Our postdoctoral training program provides trainees the opportunity for high-quality mentored research, course work, seminars and workshops with experts in the areas of cognitive changes in aging, cognitive neuroscience of aging, personality and socio-emotional aging, and translational impact.
The program supports individuals with or without prior training in aging. For individuals with prior training, we strengthen their background in aging and to complement this background with training in a complementary area of their choosing. For individuals with less background in aging, we help them develop into top-flight aging researchers, including through additional foundational course work. Thus, postdoctoral fellows without a background in aging are required to take or audit our graduate-level Psychology of Aging course and one other relevant course.
All postdoctoral fellows will take a newly developed Project Building in Aging & Development course through which fellows will develop a research project in the form of an NIH or NSF grant proposal.
Each postdoctoral fellow is matched with a primary preceptor. The goal of the preceptor is to assist the postdoctoral fellow in the development of the fellow’s own program of research, not to carry out the preceptor’s research. Trainees are expected to develop research with at least two faculty members. Each postdoctoral trainee is also assigned a Career Development Committee made up of the primary preceptor and two other supervising faculty, with at least one drawn from the Affiliated Faculty to provide a cross-disciplinary perspective.
Postdoctoral fellows are expected to attend the weekly Aging & Development brownbag, the departmental colloquium, and at least one other research talk series. In addition, postdoctoral fellows are required to give at least one talk each year and are given feedback by the mentoring committee, with a particular focus on preparing them to give an effective job talk.

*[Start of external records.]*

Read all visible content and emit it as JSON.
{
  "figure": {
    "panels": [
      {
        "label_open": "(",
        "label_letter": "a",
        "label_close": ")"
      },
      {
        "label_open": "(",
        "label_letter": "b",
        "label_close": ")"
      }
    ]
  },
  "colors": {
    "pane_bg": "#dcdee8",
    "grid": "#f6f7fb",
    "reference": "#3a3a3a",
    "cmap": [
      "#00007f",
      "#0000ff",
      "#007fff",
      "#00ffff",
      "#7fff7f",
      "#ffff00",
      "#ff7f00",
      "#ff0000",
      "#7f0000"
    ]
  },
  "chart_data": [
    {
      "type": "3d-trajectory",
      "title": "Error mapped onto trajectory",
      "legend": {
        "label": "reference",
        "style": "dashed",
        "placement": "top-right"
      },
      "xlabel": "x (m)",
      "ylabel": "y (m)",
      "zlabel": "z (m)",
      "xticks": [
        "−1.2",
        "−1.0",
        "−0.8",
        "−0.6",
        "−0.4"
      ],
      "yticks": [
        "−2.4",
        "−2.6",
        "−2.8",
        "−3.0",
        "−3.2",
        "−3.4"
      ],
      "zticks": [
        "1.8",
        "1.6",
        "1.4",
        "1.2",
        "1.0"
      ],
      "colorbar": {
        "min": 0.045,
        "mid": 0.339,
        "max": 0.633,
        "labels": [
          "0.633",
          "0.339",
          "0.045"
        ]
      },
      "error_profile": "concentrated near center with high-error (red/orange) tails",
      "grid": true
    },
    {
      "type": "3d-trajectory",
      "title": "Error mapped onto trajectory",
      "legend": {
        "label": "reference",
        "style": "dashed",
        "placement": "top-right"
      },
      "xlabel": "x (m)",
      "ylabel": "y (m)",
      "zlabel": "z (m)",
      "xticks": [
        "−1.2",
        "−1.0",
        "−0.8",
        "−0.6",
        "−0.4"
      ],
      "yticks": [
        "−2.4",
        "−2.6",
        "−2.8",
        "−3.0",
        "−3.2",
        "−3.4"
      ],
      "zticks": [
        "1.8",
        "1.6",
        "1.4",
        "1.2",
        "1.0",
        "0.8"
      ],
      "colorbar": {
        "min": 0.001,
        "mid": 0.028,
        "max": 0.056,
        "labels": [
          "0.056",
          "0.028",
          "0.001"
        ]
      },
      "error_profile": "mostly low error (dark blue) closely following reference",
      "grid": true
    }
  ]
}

Lastly, they are also encouraged (and funded) to present their research to at least one national or scientific meeting each year.
Postdoctoral fellow also have the option to participate in the Washington University Postdoc Peer mentoring program. This program pairs new postdoctoral trainees with more advanced trainees who have completed the program, and provides one-on-one support and guidance as they acclimate to the University, St. Louis, and their academic role.
Our postdoctoral program is highly successful: Of the 13 postdoctoral trainees who have completed training since 2010, 11 are in academia (8 Assistant Professor, 2 Associate Professor, 1 Research Assistant Professor) and 1 is conducting research in industry. Of the 11 in academia, 6 have obtained independent funding.